Over time, I think more of what we consider valuable should be in intangibles? Seems like a sign of people having enough useful things that they can now afford to put money into “nice experiences.” And in many ways, people value having fewer choices because it cashes out into less effort.
3) Similarly, ‘company culture’—while it is ‘dark matter’ as Robin Hanson says—seems appropriate to value highly in some cases. I don’t think most ‘monopoly situations’ are a result of some company just having a really good, un-copyable company culture, but in general, I do expect it to be very difficult to transfer / copy really excellent company cultures. And as a result, I do expect something monopolistic-looking to emerge as a result of—not shady dealings or exclusive privileges facilitated by government—but as a natural consequence of very few companies, in fact, being really good places to work.
I would really like to be able to disambiguate between the situations where: There are only 3 main firms in this industry.
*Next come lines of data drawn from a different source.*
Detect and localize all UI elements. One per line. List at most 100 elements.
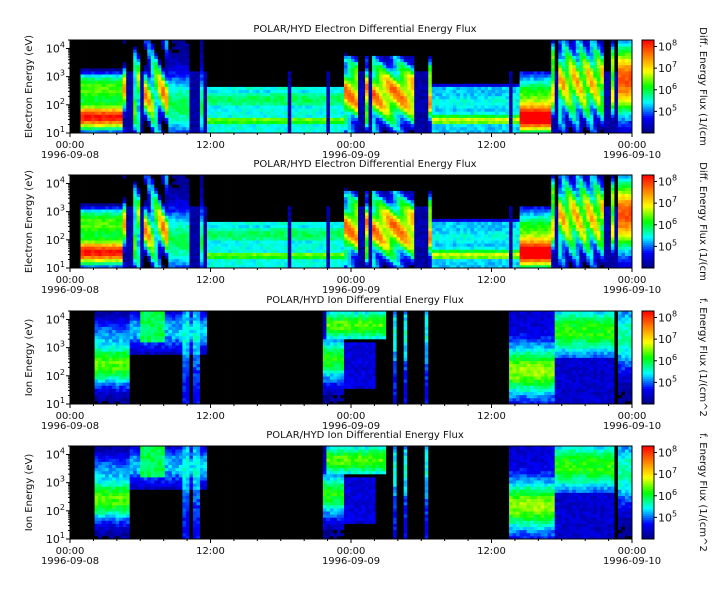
heatmap-cell [185,86,190,90]
heatmap-cell [161,86,166,90]
heatmap-cell [105,108,110,112]
heatmap-cell [495,111,499,115]
heatmap-cell [523,95,528,100]
heatmap-cell [586,67,591,72]
colorbar-segment [642,105,654,109]
heatmap-cell [586,80,591,84]
heatmap-cell [119,58,124,63]
heatmap-cell [431,83,436,87]
heatmap-cell [365,89,369,94]
heatmap-cell [192,71,197,75]
heatmap-cell [119,83,124,87]
heatmap-cell [319,80,324,84]
heatmap-cell [407,108,412,112]
heatmap-cell [582,52,587,56]
heatmap-cell [147,86,152,90]
colorbar-segment [642,115,654,118]
heatmap-cell [101,105,106,109]
heatmap-cell [505,126,510,131]
heatmap-cell [256,43,261,47]
heatmap-cell [477,46,482,50]
heatmap-cell [523,98,528,103]
heatmap-cell [428,102,433,106]
heatmap-cell [280,117,285,121]
heatmap-cell [150,80,155,84]
heatmap-cell [586,64,591,69]
heatmap-cell [480,80,485,84]
heatmap-cell [91,64,95,69]
heatmap-cell [540,123,545,128]
heatmap-cell [417,117,422,121]
heatmap-cell [561,80,566,84]
heatmap-cell [586,55,591,59]
heatmap-cell [252,123,257,128]
heatmap-cell [379,55,384,59]
colorbar-segment [642,107,654,111]
heatmap-cell [80,86,85,90]
heatmap-cell [77,46,81,50]
heatmap-cell [495,55,499,59]
heatmap-cell [105,105,110,109]
heatmap-cell [603,108,608,112]
heatmap-cell [105,129,110,134]
heatmap-cell [603,67,608,72]
heatmap-cell [284,74,289,78]
heatmap-cell [470,123,475,128]
heatmap-cell [122,49,127,53]
heatmap-cell [365,83,369,87]
heatmap-cell [73,49,78,53]
heatmap-cell [168,49,173,53]
heatmap-cell [266,64,271,69]
heatmap-cell [407,129,412,134]
heatmap-cell [140,126,145,131]
heatmap-cell [157,117,162,121]
heatmap-cell [70,55,74,59]
heatmap-cell [431,55,436,59]
heatmap-cell [171,52,176,56]
heatmap-cell [624,98,629,103]
heatmap-cell [438,92,443,97]
heatmap-cell [287,61,292,66]
heatmap-cell [171,126,176,131]
heatmap-cell [175,80,180,84]
heatmap-cell [582,98,587,103]
heatmap-cell [375,123,380,128]
heatmap-cell [600,108,605,112]
heatmap-cell [449,92,454,97]
heatmap-cell [329,123,334,128]
heatmap-cell [182,111,187,115]
heatmap-cell [551,83,556,87]
heatmap-cell [491,129,496,134]
heatmap-cell [347,67,352,72]
heatmap-cell [498,74,503,78]
heatmap-cell [530,83,535,87]
heatmap-cell [351,83,355,87]
heatmap-cell [224,114,229,118]
heatmap-cell [480,61,485,66]
heatmap-cell [312,114,317,118]
heatmap-cell [326,58,331,63]
heatmap-cell [70,77,74,81]
heatmap-cell [565,123,570,128]
heatmap-cell [235,61,239,66]
heatmap-cell [505,102,510,106]
heatmap-cell [407,83,412,87]
heatmap-cell [379,58,384,63]
heatmap-cell [249,95,254,100]
heatmap-cell [502,58,506,63]
heatmap-cell [593,49,598,53]
heatmap-cell [168,105,173,109]
heatmap-cell [537,89,542,94]
heatmap-cell [442,92,447,97]
heatmap-cell [77,67,81,72]
heatmap-cell [407,77,412,81]
colorbar-segment [642,113,654,116]
heatmap-cell [301,49,306,53]
heatmap-cell [551,129,556,134]
heatmap-cell [417,43,422,47]
heatmap-cell [449,83,454,87]
heatmap-cell [410,58,415,63]
heatmap-cell [249,117,254,121]
heatmap-cell [329,95,334,100]
heatmap-cell [270,46,275,50]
Is it because those 3 firms are in fact providing outsized value in a way that’s hard to compete with? Or, is this happening because the government made some poor decisions that favored certain companies for not-very-good reasons, and they leveraged this into an effective monopoly?
La Croix did this. It’s just flavored seltzer, the same as the 59c store-brand bottles, but it became wildly successful. What’s more, it had been around for a while before becoming successful.
What did they do?
I don’t think that’s the whole story. La Croix was originally positioned as an alternative to Perrier, whereas now (maybe as a result of the packaging in cans) it’s positioned as an alternative to soda. And the copy on the box is pretty distinctive—“calorie-free”, “innocent” and so on. (It isn’t quite grammatical, but that must be intentional. Trying to affect a European accent?)
There’s a plausible narrative where La Croix succeeded because no one else had tried packaging seltzer in cans, but there’s also a plausible narrative where it succeeded mostly because of its unusual branding.
If pressed, I’d favor the first—Poland Spring also has a line of expensive brand-name flavored seltzers, but the bottles are a little unwieldy, not the sort of thing you’d pack with a work lunch. But I’m not in the target audience for its branding, so.